Infrastructure Monitoring: Infra-monitoring tools (like Nagios, Graphite, etc.) primarily rely on collecting metrics and alerts from all the underlying applications and hosts. The alerting tools provide a dashboard with the alerts aggregated together, while the graphing tools provide a mechanism of plotting individual metrics against a timeline. This approach works for SOA based architectures, where the number or processes and hops are limited. However, monitoring modern dynamic and complex applications requires collecting and correlating metrics, events and alerts from 10s or 100s of open-source frameworks and ephemeral containerized infrastructure. Monitoring these environments with current tools results in 100s and 1000s of graphs. Collecting more granular data (which is fairly easy today) and plotting graphs against these data sets, does not lead to more visibility and easy troubleshooting. The DevOps engineer is now shackled with noisy alerts and numerous dashboards, not knowing which spike (or trough) or alert to look at, or even worse, which set of graphs to look at together as-a-group to evaluate cause & effect.

Application Performance Monitoring (APM): APM does a great job at understanding end-to-end transactions, starting from the point of end-user interaction, through the application stack (lot of custom code), down to the data store. They do this quite well, but the catch is, that they do so only for a limited set of traditional applications, written using custom code – APM transaction tracing is limited to code written in Java, .NET, Ruby, PHP, Node.js and a few other languages. These languages account for 90%+ of applications written between 2006-2013 – no-doubt APM is in a lot of demand. However, the key is to look at how applications have been built post 2013. APM tools fail to provide the same correlated transaction tracing for new open source data-processing and microservice code frameworks (Akka, Play, Grails, Spark, Storm, Kafka etc.), which have been the basis of new application development. It is here that DevOps teams are left in the dark.
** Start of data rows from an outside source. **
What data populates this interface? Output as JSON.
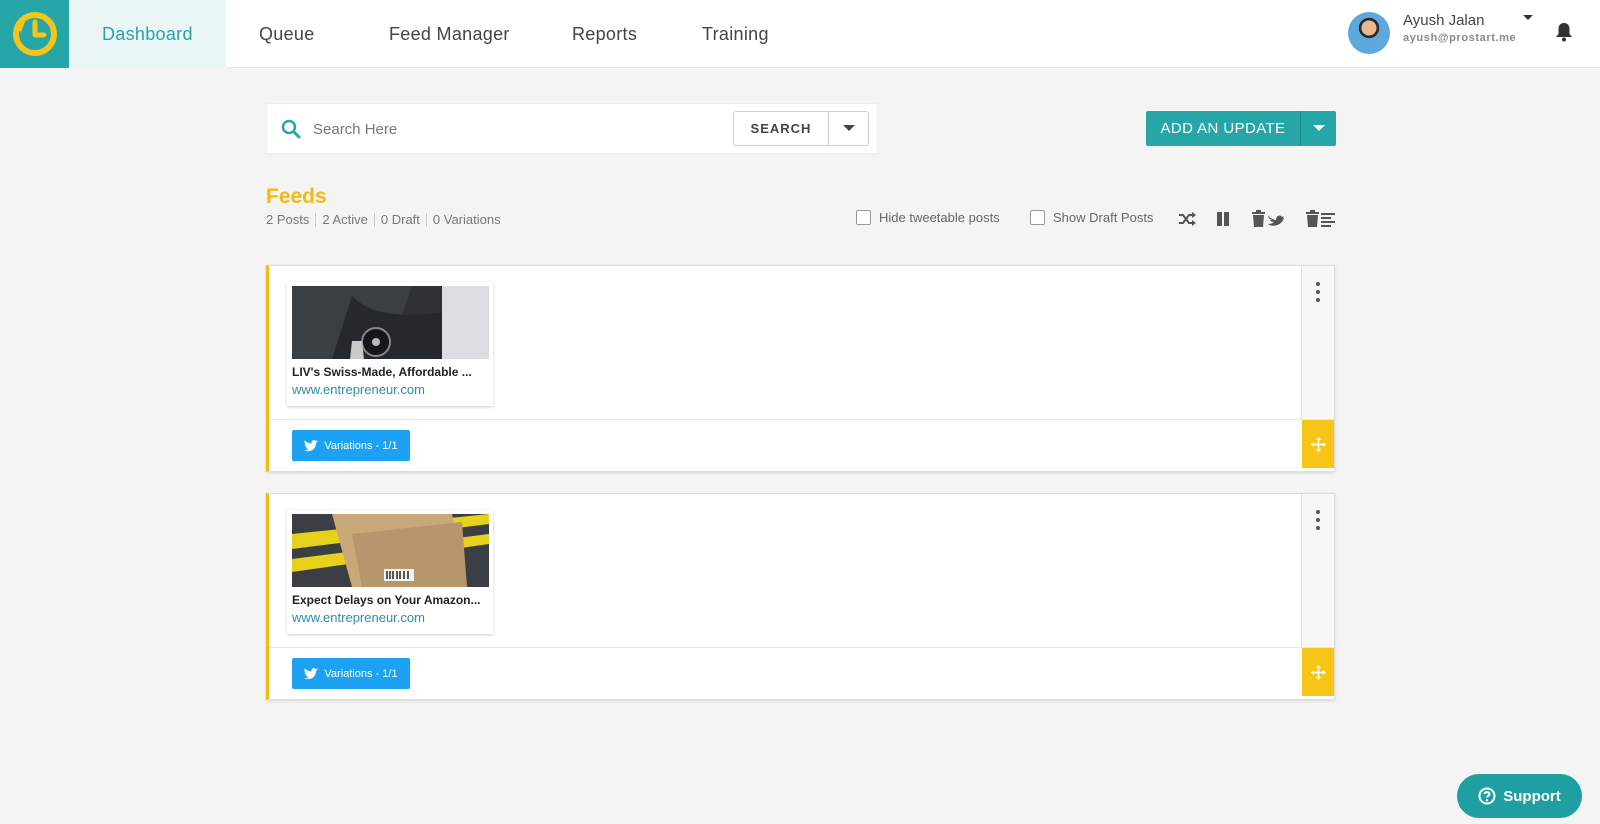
{
  "nav": {
    "items": [
      {
        "label": "Dashboard",
        "active": true
      },
      {
        "label": "Queue",
        "active": false
      },
      {
        "label": "Feed Manager",
        "active": false
      },
      {
        "label": "Reports",
        "active": false
      },
      {
        "label": "Training",
        "active": false
      }
    ]
  },
  "user": {
    "name": "Ayush Jalan",
    "email": "ayush@prostart.me"
  },
  "search": {
    "placeholder": "Search Here",
    "button_label": "SEARCH"
  },
  "add_update": {
    "label": "ADD AN UPDATE"
  },
  "feeds": {
    "title": "Feeds",
    "stats": [
      "2 Posts",
      "2 Active",
      "0 Draft",
      "0 Variations"
    ],
    "hide_tweetable_label": "Hide tweetable posts",
    "show_draft_label": "Show Draft Posts"
  },
  "posts": [
    {
      "title": "LIV's Swiss-Made, Affordable ...",
      "url": "www.entrepreneur.com",
      "variations_label": "Variations - 1/1"
    },
    {
      "title": "Expect Delays on Your Amazon...",
      "url": "www.entrepreneur.com",
      "variations_label": "Variations - 1/1"
    }
  ],
  "support": {
    "label": "Support"
  },
  "colors": {
    "accent": "#27a6a8",
    "feed_title": "#f5b914",
    "twitter": "#1da1f2",
    "move_handle": "#f5c518"
  }
}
Monitoring via Automated Discovery and Guided Troubleshooting

Recent advances in data-science applied to monitoring and troubleshooting have the potential to ease this pain, and OpsClarity has been executing on the same vision. “Data science” as a terminology has been overtly misused by several vendors, but the technology when applied can provide invaluable visibility and rapid troubleshooting for modern IT environments. Let’s take a look at the OpsClarity approach:

  1. OpsClarity automatically discovers your application topology, including your applications and all external services that your application may be using, without requiring any manual intervention or configuration. You can see how your application and various services in the topology communicate with each other.
  2. Configure and collect all your service metrics automatically (no more dealing with managing config files across all your hosts!) to enable quick browsing of your critical service metrics in one place.
  3. Since all metrics are not the same, you cannot apply the same base lining algorithms to all your metrics. We have developed a library of complex algorithms based on the context of your specific metrics (which we are constantly learning) and use them to automatically baseline your metrics. This allows us to detect anomalies in your metrics automatically.
  4. We provide automated health status for all applications and services. You can think of this as a “traffic overlay” on top of your application topology, and a quick indicator of the problematic areas of your infrastructure.
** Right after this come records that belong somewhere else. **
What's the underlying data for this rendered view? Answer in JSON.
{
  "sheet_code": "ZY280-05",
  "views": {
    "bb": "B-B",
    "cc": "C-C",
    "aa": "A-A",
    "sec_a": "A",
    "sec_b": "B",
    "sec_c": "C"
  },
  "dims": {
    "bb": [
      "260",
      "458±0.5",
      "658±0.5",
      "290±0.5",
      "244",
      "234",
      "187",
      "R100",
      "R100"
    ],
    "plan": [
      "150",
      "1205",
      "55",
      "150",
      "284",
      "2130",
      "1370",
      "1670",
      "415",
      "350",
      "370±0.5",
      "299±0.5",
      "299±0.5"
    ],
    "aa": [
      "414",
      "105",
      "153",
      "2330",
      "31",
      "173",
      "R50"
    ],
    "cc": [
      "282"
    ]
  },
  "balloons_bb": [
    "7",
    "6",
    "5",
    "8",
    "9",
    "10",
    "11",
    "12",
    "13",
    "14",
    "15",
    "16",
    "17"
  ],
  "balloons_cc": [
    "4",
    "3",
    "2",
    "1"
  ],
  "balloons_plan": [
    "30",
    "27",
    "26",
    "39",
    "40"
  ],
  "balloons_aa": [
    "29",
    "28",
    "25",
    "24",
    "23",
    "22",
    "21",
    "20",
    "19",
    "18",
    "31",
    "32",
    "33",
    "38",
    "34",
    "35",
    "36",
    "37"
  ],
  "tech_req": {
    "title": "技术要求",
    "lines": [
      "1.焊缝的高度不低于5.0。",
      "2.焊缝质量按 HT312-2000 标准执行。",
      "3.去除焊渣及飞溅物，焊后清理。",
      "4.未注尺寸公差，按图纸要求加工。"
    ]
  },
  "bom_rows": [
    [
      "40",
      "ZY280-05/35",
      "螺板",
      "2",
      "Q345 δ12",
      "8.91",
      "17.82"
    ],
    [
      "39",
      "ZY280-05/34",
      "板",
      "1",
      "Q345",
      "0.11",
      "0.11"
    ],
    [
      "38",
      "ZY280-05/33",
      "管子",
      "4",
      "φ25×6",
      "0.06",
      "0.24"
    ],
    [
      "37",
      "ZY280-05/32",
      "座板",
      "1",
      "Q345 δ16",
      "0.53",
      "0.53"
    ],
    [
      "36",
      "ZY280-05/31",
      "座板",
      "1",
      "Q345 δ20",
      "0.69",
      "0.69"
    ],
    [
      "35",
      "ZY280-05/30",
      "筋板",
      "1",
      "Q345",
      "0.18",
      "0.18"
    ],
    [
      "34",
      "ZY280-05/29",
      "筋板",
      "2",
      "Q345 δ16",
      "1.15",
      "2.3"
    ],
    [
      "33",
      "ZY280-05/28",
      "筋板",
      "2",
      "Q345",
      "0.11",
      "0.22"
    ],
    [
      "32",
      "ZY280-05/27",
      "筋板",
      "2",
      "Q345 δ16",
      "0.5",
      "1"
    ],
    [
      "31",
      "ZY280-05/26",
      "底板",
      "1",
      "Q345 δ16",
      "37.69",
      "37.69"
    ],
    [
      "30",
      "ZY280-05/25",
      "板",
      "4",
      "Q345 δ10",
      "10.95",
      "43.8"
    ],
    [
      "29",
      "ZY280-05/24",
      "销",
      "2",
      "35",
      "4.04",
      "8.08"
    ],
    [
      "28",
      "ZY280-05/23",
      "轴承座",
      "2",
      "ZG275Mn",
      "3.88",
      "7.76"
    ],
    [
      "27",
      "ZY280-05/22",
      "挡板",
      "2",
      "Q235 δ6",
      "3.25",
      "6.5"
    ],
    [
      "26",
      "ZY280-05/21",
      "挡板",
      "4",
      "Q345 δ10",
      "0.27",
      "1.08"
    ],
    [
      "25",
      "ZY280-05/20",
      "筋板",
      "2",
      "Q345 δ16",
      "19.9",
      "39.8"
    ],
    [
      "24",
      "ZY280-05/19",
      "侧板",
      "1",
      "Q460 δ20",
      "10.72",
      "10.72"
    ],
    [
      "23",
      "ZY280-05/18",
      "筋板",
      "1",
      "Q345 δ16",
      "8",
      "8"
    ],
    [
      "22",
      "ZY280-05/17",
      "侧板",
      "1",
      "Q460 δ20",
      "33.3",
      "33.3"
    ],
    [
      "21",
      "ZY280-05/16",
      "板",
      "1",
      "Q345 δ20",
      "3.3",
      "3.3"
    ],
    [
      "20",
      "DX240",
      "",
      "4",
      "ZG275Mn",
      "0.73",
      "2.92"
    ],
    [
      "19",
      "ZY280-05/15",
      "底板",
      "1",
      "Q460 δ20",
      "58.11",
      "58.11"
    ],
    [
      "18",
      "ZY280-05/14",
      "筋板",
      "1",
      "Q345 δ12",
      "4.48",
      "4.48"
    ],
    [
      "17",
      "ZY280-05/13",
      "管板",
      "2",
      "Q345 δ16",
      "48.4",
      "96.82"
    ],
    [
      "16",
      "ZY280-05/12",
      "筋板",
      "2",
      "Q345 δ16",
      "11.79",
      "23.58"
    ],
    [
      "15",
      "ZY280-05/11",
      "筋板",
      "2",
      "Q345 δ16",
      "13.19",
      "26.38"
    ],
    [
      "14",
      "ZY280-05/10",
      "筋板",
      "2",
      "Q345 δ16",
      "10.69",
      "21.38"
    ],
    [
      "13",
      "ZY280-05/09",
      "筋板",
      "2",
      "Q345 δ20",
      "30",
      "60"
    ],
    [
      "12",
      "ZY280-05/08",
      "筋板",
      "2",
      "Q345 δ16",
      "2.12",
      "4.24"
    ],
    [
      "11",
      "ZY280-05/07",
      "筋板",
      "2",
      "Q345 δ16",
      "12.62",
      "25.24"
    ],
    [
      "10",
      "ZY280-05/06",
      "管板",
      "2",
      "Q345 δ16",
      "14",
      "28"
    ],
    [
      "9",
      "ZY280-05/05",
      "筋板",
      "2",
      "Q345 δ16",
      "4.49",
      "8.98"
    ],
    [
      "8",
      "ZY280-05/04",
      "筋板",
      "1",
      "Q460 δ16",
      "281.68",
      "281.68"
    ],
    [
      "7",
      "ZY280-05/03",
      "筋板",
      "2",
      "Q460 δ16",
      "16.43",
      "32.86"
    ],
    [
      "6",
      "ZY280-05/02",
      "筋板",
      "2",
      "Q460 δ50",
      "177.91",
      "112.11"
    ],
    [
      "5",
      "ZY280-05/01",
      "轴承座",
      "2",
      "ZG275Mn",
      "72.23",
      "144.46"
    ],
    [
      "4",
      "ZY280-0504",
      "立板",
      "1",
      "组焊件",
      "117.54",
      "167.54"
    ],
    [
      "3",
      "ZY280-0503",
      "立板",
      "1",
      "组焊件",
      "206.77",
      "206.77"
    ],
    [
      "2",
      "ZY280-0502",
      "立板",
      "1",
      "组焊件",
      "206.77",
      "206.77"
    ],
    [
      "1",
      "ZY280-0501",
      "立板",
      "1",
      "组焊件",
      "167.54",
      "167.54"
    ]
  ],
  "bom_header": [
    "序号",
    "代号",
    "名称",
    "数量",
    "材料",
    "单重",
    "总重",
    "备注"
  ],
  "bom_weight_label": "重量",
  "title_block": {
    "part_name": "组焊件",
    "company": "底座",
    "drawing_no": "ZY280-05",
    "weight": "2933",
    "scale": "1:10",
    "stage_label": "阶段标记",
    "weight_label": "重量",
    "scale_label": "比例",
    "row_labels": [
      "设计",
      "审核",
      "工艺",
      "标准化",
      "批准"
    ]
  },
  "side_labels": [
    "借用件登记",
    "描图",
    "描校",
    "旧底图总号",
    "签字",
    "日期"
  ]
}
Now with this intelligent map of your entire application, overlaid with real-time health and service dependencies, you not only get immediate visibility, but when a trouble arises, you are guided to the mostly like point of origin of fire, rather than having to wade through 1000s of alerts, or 100s and 100s of graphs.

The above approach provides immediate, accurate and up-to date visual topology of your entire infrastructure within minutes, requiring no manual configuration, no plotting individual graphs or manually tagging metrics into logical groups. Also the intelligent and contextual health overlay, which is generated through application of advanced anomaly detection and correlation, guides you to the most likely area of concern and then quickly lets you determine the root-cause analysis.
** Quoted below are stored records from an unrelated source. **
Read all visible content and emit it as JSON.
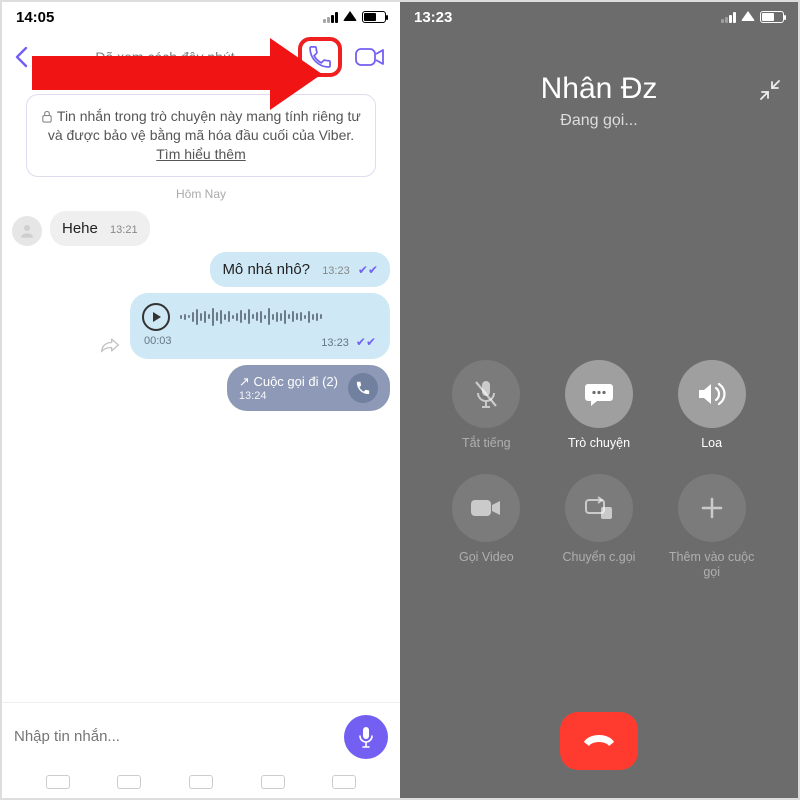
{
  "left": {
    "status_time": "14:05",
    "header_subtitle": "Đã xem cách đây       phút",
    "encryption_notice": "Tin nhắn trong trò chuyện này mang tính riêng tư và được bảo vệ bằng mã hóa đầu cuối của Viber. ",
    "encryption_link": "Tìm hiểu thêm",
    "date_divider": "Hôm Nay",
    "incoming": {
      "text": "Hehe",
      "time": "13:21"
    },
    "outgoing_text": {
      "text": "Mô nhá nhô?",
      "time": "13:23"
    },
    "voice": {
      "duration": "00:03",
      "time": "13:23"
    },
    "call_event": {
      "label": "Cuộc gọi đi (2)",
      "time": "13:24"
    },
    "composer_placeholder": "Nhập tin nhắn..."
  },
  "right": {
    "status_time": "13:23",
    "name": "Nhân Đz",
    "status": "Đang gọi...",
    "buttons": {
      "mute": "Tắt tiếng",
      "chat": "Trò chuyện",
      "speaker": "Loa",
      "video": "Gọi Video",
      "transfer": "Chuyển c.gọi",
      "add": "Thêm vào cuộc gọi"
    }
  },
  "colors": {
    "accent": "#7360f2",
    "highlight": "#f02020",
    "hangup": "#ff3b30"
  }
}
In subsequent posts, we will be providing more details into each of these steps, how we are able to automatically create this topology and why the above approach leads to up to 10x faster troubleshooting.

At OpsClarity, we believe it is time for devops to break-free of tools that overload them with more and more of graphs, rather than providing intelligence and guiding them to the ones that they should really be focusing your attention on!